I believe that part of the problem is that most of the past reforms had focused more on pay increase and improved allowance than enrichment of the contents of work, intellectual empowerment of the worker through training and retraining and improvement of the internal environment of work say through the provision of modern tools of work, good ventilation and structural flexibility to enable the supervisor to teach, monitor, correct and if need be punish misconduct or deal with emerging issues of discipline without much delay.
Against this background where should we focus attention on in the years ahead? How do we make our public service more efficient, effective and result oriented? In short how do we make the service to perform as expected? What is happening to the recruitment system, the unemployment level, the knowledge base, skill level, performance level, the leadership and management skill level of the public service of Nigeria etc.
The major step is to intensify the education and training of staff- promotion and enhancement of knowledge base of Service. It will strengthen the capacity for service delivery. If animals especially the dogs can be trained to serve man and the community, the man can be trained to be expert in any field.
Nigerians are not lazy and they are amenable to training. The bank worker at work before 8 am attending to customers is Nigerian but trained to be responsible and to respect rules and regulation of work including ethics. He is closely supervised and due lapses checked in good time unlike in the public service. The public service and its workers need proper orientation.

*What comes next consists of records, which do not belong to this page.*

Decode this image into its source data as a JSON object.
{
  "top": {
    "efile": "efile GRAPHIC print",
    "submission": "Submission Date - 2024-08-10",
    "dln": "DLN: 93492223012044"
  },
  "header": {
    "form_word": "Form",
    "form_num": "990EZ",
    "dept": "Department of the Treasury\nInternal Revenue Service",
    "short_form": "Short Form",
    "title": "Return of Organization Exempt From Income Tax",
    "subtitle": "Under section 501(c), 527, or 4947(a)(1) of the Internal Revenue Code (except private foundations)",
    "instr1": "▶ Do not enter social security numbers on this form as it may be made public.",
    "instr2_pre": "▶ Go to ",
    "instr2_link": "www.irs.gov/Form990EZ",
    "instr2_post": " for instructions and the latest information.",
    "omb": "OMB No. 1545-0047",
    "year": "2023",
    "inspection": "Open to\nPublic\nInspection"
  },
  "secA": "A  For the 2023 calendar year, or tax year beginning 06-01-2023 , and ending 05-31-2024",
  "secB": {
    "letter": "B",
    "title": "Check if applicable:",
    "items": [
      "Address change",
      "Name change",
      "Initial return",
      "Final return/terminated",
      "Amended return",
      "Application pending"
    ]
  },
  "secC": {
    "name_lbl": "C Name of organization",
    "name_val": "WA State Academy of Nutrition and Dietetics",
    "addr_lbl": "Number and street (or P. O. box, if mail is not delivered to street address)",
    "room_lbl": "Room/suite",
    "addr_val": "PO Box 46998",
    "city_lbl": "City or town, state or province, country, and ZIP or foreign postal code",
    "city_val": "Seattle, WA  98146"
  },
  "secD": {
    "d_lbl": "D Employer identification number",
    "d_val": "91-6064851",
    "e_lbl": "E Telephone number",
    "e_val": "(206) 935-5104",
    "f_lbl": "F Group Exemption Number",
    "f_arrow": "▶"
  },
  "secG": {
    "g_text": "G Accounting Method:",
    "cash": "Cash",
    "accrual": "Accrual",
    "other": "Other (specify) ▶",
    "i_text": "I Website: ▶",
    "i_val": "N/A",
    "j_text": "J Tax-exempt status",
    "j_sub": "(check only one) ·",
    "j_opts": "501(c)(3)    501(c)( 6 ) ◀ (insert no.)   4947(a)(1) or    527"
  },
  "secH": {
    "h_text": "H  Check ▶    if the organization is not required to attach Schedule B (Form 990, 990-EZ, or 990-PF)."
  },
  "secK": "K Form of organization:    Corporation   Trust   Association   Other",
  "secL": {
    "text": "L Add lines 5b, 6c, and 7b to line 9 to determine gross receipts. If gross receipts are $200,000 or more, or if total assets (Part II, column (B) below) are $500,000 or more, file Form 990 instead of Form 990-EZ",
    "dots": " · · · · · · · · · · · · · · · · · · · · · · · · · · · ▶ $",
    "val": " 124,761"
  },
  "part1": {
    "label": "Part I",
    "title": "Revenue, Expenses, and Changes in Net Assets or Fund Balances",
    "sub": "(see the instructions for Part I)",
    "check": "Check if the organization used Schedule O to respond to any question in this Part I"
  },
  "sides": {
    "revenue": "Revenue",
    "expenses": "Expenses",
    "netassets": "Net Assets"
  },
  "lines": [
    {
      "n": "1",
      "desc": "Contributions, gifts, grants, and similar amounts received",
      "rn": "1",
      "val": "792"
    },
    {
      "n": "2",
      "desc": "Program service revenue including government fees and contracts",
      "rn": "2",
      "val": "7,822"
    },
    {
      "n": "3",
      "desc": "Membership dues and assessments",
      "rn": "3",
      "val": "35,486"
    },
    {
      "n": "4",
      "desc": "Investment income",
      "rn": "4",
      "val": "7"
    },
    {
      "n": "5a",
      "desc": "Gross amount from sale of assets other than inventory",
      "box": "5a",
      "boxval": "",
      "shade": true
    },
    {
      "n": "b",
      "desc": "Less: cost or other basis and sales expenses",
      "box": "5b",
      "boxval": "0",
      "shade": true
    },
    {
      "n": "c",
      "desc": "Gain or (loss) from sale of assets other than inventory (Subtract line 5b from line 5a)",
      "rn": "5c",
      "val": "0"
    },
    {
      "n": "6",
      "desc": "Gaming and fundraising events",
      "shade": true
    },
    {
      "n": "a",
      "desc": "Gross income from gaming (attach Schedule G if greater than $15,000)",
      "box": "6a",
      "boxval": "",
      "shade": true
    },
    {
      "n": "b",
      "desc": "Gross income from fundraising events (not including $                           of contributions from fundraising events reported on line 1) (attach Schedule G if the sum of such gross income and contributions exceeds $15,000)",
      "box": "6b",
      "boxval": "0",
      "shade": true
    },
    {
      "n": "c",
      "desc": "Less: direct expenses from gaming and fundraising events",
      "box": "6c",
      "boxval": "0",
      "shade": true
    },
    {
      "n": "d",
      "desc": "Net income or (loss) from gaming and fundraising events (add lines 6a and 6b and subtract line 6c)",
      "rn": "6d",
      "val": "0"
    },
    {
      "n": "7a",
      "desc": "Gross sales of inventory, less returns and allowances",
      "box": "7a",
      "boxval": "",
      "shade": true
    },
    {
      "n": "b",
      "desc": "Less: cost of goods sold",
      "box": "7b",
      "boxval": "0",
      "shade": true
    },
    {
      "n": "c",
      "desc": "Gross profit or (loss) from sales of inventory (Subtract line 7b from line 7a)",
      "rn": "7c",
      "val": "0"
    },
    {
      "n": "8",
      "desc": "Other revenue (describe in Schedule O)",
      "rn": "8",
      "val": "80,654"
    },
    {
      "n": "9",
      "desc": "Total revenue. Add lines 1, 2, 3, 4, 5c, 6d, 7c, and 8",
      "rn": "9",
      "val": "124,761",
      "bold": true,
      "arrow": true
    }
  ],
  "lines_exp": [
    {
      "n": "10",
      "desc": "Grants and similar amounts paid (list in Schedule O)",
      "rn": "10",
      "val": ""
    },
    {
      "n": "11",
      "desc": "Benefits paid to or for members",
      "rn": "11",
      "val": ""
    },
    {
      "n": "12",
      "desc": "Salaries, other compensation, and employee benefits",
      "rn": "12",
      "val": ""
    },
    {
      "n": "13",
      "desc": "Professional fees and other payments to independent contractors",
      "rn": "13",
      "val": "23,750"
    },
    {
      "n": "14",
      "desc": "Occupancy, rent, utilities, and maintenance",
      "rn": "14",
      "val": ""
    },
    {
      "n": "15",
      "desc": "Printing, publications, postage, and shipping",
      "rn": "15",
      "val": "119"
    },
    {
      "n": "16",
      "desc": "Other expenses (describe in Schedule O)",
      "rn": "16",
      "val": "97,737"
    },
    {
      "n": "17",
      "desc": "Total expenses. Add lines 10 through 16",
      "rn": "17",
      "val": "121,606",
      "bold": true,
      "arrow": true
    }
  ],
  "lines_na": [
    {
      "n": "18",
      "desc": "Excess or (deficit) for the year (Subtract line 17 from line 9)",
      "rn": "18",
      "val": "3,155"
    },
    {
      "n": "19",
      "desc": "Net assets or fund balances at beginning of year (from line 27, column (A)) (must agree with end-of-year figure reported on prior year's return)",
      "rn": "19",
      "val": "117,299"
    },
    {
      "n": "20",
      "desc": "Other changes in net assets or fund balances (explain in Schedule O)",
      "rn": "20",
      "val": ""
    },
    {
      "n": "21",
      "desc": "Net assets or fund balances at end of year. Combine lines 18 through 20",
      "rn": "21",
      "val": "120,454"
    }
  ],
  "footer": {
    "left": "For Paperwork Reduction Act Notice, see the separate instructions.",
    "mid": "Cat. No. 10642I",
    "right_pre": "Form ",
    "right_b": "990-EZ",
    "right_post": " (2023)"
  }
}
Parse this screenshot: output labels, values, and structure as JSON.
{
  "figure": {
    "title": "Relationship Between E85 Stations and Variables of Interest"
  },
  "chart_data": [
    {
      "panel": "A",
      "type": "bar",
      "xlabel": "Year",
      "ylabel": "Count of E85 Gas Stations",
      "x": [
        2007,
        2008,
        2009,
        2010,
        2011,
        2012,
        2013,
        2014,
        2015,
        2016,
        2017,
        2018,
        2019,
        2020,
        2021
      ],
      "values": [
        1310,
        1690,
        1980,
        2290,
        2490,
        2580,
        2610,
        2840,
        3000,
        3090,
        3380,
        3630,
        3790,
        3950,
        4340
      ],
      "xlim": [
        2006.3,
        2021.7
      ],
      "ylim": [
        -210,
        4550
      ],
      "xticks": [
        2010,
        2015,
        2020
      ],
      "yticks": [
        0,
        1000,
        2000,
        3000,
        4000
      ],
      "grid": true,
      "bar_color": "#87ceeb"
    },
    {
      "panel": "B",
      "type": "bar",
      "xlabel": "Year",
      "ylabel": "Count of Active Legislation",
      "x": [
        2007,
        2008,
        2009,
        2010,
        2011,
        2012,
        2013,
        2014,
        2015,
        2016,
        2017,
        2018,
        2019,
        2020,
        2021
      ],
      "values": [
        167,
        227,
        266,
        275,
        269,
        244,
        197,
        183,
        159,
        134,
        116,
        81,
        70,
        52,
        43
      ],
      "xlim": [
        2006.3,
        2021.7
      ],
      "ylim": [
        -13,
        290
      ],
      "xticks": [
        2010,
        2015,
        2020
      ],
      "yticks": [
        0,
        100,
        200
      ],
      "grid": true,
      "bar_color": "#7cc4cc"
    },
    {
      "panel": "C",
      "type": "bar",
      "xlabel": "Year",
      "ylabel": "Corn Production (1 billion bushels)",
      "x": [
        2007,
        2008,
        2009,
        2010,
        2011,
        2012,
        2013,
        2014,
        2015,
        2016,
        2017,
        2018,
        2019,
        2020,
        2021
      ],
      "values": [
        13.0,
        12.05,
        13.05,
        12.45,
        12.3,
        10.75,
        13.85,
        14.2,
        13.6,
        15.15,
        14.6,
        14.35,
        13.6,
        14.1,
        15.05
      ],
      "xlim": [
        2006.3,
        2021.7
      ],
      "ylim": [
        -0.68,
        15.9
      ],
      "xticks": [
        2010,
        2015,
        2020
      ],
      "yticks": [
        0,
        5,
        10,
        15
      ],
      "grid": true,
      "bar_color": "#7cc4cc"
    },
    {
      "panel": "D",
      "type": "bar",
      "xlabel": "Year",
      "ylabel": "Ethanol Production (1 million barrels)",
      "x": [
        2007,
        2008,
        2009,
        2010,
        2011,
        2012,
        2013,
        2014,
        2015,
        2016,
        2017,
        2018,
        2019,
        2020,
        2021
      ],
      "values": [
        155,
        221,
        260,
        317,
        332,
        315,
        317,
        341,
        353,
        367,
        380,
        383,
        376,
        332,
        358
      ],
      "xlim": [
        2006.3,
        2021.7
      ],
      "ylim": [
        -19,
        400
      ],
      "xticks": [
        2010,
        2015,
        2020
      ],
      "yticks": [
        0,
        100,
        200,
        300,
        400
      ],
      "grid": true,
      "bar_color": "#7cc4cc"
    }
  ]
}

Other measures include the promotion of values of work through mental orientation, strengthen apparatus of work, be realistic with human nature that he has need for tea and lunch break and do school runs and so make room for them through an hour break. Work can start by 9 am and close by 5 pm. Promote relevant skills and education. Put in place better recruitment system and effective mechanism for supervision. Check ghost workers through the use of appropriate technology. Invest on infrastructure to stimulate the economy and promote employment. Support the growth of private sector especially the manufacturing sub- sector, fix and establish more Refineries. As much as possible avoid retrenchment but strengthen the supervisory mechanism and the reward system based on merit. Bye Bye Jonathan and welcome Buhari.